É uma forma de escravidão fazer com que tantos jovens acabem na prisão por
tráfico. Isso é um problema internacional e não acabará a menos que se mudem as
regras. Descriminalizar as drogas seria um primeiro passo"
Oliver Stone, cineasta
Novo filme de Oliver Stone, 'Savages' é um históde ficção sobre a guerra do tráfico de drogas
O diretor americano Oliver Stone ganhou fama internacional ao expor, sem piedade, a violência nas telas do cinema: foi assim em Assassinos por natureza e Platoon, o que lhe garantiu três Oscars ao longo de sua carreira.
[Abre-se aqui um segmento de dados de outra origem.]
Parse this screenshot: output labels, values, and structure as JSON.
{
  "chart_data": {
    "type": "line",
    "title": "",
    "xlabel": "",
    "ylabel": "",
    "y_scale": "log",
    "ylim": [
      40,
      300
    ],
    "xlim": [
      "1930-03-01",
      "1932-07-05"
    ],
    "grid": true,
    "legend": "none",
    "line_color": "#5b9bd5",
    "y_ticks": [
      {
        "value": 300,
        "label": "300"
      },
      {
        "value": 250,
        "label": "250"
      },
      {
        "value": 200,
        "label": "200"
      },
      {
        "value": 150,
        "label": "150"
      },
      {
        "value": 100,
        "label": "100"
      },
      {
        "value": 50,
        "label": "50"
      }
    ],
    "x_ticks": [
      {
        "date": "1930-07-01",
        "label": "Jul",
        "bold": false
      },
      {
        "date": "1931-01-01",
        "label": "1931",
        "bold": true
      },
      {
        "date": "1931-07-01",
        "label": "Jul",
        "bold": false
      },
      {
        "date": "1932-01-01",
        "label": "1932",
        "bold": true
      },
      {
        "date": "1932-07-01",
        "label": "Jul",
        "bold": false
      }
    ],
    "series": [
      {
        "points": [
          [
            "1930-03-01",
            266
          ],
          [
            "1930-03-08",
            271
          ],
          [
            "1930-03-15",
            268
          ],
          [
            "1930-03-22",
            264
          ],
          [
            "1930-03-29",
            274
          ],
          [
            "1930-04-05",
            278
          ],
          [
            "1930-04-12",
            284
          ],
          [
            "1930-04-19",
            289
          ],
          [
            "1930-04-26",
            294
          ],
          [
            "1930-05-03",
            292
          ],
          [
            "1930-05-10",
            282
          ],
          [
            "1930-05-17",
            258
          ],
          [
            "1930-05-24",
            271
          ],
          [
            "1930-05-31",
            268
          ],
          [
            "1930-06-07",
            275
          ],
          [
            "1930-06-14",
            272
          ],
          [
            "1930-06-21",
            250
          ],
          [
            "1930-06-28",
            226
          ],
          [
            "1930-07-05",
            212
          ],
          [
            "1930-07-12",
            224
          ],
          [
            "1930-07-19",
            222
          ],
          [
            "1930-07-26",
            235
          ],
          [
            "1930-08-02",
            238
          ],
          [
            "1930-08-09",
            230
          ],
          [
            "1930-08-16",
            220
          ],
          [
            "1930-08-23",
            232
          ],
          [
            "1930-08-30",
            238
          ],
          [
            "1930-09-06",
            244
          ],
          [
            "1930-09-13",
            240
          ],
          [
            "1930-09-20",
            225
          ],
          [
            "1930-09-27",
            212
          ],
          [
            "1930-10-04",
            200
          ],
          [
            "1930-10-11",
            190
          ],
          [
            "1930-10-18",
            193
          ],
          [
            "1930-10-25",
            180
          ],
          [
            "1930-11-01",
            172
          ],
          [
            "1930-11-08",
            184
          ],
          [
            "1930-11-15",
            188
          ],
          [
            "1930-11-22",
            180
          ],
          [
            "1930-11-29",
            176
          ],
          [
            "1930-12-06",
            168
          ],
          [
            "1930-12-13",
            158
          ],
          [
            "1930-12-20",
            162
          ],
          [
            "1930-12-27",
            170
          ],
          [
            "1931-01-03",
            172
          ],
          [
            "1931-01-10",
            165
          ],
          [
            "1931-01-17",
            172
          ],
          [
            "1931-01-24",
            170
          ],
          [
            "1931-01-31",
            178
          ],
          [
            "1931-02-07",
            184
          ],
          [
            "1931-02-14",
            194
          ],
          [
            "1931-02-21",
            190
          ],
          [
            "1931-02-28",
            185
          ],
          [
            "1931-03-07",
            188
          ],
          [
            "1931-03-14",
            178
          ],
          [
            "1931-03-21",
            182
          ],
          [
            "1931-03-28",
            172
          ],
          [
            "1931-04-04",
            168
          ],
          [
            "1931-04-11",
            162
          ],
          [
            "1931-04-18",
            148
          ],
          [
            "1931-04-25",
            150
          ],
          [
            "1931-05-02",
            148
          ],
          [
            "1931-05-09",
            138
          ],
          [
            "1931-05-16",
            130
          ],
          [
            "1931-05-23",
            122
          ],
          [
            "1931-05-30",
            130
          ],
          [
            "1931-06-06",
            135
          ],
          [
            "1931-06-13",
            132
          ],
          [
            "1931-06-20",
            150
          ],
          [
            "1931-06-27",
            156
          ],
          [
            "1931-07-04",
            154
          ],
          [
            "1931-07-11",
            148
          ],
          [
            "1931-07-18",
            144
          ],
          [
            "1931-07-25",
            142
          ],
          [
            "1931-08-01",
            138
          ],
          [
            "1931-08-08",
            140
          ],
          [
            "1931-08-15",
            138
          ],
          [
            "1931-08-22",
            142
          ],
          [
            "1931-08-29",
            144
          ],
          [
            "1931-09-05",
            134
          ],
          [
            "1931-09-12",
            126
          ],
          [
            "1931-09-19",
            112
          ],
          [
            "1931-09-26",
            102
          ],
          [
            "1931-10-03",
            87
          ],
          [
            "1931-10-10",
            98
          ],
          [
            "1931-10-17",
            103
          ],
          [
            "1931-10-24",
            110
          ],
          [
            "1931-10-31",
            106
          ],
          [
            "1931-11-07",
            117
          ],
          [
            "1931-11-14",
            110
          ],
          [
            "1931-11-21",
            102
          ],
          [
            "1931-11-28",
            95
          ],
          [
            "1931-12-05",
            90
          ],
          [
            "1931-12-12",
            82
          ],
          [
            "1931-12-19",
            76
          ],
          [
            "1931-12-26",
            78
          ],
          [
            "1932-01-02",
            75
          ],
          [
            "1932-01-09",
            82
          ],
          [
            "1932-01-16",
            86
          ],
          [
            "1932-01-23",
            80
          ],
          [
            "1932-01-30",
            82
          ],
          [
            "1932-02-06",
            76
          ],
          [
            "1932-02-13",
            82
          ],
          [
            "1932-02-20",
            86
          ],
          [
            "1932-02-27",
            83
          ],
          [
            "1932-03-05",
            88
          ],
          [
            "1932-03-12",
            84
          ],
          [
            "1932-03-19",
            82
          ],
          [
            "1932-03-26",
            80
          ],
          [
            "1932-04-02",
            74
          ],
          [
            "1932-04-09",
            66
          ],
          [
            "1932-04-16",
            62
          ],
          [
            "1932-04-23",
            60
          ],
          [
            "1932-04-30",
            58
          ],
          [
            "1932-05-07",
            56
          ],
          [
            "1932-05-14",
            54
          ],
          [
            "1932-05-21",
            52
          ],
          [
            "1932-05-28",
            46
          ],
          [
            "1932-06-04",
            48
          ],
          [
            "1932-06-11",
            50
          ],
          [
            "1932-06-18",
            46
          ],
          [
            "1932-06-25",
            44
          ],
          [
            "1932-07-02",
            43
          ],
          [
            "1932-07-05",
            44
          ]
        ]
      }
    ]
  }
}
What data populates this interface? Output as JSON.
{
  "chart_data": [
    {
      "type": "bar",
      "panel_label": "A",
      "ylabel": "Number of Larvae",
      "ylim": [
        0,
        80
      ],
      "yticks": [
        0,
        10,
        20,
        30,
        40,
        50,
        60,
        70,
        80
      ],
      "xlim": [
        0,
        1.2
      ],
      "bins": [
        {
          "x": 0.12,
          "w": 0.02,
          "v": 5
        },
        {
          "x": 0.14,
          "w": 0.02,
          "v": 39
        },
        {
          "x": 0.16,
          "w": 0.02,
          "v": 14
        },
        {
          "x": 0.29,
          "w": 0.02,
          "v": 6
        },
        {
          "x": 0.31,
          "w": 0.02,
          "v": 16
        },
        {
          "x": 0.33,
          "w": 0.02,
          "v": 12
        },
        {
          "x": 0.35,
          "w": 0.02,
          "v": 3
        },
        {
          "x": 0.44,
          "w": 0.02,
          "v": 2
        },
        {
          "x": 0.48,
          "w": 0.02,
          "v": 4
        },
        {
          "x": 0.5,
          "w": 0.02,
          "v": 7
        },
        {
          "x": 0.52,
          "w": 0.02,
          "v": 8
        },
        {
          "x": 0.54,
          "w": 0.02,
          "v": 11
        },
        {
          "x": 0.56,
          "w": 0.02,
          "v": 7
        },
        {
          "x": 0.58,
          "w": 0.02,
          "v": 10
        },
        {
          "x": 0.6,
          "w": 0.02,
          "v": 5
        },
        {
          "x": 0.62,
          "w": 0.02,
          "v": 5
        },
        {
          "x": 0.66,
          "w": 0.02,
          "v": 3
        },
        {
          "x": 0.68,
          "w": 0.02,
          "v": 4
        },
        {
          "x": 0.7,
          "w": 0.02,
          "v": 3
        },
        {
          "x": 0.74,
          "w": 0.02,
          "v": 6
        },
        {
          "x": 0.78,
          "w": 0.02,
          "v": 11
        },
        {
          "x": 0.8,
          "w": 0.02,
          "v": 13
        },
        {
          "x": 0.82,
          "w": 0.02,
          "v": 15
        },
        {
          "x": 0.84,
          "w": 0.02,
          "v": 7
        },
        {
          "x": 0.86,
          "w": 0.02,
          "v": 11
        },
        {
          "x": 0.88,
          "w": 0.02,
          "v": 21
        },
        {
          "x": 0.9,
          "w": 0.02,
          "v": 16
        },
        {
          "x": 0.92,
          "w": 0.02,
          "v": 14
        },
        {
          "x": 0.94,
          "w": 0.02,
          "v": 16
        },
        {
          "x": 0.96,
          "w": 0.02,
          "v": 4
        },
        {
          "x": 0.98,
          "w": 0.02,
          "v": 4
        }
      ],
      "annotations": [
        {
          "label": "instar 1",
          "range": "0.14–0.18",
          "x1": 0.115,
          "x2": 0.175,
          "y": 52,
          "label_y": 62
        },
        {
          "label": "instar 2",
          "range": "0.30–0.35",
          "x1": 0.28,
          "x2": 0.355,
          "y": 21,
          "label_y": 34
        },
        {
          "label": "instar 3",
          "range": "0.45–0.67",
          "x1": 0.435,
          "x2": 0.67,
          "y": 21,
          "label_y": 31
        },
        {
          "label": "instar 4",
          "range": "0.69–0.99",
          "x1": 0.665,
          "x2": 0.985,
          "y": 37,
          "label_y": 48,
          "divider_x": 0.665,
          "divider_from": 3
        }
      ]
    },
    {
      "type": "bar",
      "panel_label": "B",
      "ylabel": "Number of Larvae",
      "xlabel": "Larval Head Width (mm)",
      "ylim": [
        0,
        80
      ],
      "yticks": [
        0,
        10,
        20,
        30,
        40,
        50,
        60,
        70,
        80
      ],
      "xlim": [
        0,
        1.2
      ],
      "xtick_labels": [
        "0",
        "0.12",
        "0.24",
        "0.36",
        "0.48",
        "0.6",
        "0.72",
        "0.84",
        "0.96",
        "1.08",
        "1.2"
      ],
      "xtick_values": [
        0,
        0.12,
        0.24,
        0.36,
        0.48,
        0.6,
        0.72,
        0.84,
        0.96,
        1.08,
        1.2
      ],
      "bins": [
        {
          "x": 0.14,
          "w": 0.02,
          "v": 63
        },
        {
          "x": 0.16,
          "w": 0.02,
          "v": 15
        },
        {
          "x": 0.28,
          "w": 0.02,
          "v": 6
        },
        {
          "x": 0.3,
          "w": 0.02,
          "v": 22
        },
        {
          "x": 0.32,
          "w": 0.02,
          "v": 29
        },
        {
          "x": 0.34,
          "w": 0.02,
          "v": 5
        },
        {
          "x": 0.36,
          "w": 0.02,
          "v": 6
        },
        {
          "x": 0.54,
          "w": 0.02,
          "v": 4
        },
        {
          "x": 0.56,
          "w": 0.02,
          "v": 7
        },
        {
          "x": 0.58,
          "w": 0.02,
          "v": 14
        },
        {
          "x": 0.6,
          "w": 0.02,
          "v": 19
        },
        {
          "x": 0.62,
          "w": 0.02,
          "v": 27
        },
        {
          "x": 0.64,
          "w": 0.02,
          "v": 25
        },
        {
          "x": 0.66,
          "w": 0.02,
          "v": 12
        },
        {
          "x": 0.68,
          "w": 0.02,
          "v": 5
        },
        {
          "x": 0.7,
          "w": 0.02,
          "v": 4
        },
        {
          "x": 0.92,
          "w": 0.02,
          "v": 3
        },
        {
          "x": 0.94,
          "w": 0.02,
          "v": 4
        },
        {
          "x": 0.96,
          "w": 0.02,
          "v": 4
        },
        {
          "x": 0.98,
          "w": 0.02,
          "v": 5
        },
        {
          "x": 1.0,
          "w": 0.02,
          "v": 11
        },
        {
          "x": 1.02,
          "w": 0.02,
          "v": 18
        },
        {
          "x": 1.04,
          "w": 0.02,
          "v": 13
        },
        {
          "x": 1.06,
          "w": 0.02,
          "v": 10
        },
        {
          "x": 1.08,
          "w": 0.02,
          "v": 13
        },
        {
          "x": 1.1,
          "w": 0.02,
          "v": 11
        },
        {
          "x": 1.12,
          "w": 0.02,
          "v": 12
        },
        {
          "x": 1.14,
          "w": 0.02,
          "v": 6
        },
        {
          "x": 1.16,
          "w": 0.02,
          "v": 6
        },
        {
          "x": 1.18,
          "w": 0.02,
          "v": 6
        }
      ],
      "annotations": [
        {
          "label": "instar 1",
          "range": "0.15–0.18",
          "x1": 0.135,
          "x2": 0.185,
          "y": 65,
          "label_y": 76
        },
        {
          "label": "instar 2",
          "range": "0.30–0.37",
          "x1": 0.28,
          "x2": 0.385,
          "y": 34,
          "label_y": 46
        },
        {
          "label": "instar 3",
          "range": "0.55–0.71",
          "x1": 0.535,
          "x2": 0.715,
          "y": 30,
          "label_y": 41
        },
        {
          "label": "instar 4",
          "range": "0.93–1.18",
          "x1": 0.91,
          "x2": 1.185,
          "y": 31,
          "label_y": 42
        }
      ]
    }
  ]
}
Agora, Stone escolheu mostrar um outro tipo de
violência, a do tráfico de drogas e dos cartéis mexicanos.
Este é o tema principal de Savages (ainda
sem título em português), o novo filme do diretor americano que rapidamente já
deu o que falar - e não apenas pela sua habilidade em lidar com a 'sétima
arte'.
Stone, com sua sinceridade muitas vezes dura,
engrossou o coro pela descriminalização das drogas.
"A guerra às drogas não conhece fronteiras.
É uma forma de escravidão fazer com que tantos jovens acabem na prisão por
tráfico. Isso é um problema internacional e não acabará a menos que se mudem as
regras. Descriminalizar as drogas seria um primeiro passo", propôs o
diretor em entrevista concedida à BBC em Los Angeles, na Califórnia.
Usuário assumido de maconha desde sua incursão
como soldado no Vietnã, no final dos anos 60, Stone afirma ter provado de todos
os tipos da erva. "A melhor que fumei em 40 anos é produzida na
Califórnia", confessa.
Foi a Califórnia, aliás, o cenário escolhido por
Stone para narrar uma história de ficção de um cartel mexicano que busca
expandir seus negócios. Para isso, precisa do apoio de um trio de jovens
amantes de praia e vendedores de maconha "caseira".
O confronto entre os dois modelos de negócios
para a distribuição de substâncias ilícitas foi a forma que Stone escolheu para
refletir sobre uma verdade que o cineasta considera inegável: a droga, e sua
guerra associada, são um fenômeno que atinge ambos os lados da fronteira.
"É curioso que nenhuma violência eclodiu
deste lado, com exceção de incidentes isolados. Há mortos, há violência, sim. Mas
é uma onda proporcional à atividade. É interesse dos cartéis mexicanos que isso
se mantenha, porque uma má publicidade nos Estados Unidos lhes traria graves
consequências", explica o diretor.
Fora
do México
Aos 65 anos, o cineasta de Nova York conhece a
fundo as polêmicas: foi assim em JFK – A pergunta que não quer calar, Nixon,
Procurando Fidel e W., sobre o ex-presidente dos Estados Unidos
George W. Bush.
Sua lista de filmes controversos é tão longa quanto
suas declarações sobre temas que despertam reações intempestivas de seus
compatriotas. Isso porque Stone já opinou sobre quase tudo: de Cuba às Farc da
Colômbia, da guerra contra o terrorismo a políticas sobre o Irã, do conflito no
Oriente Médio ao poder econômico judaico.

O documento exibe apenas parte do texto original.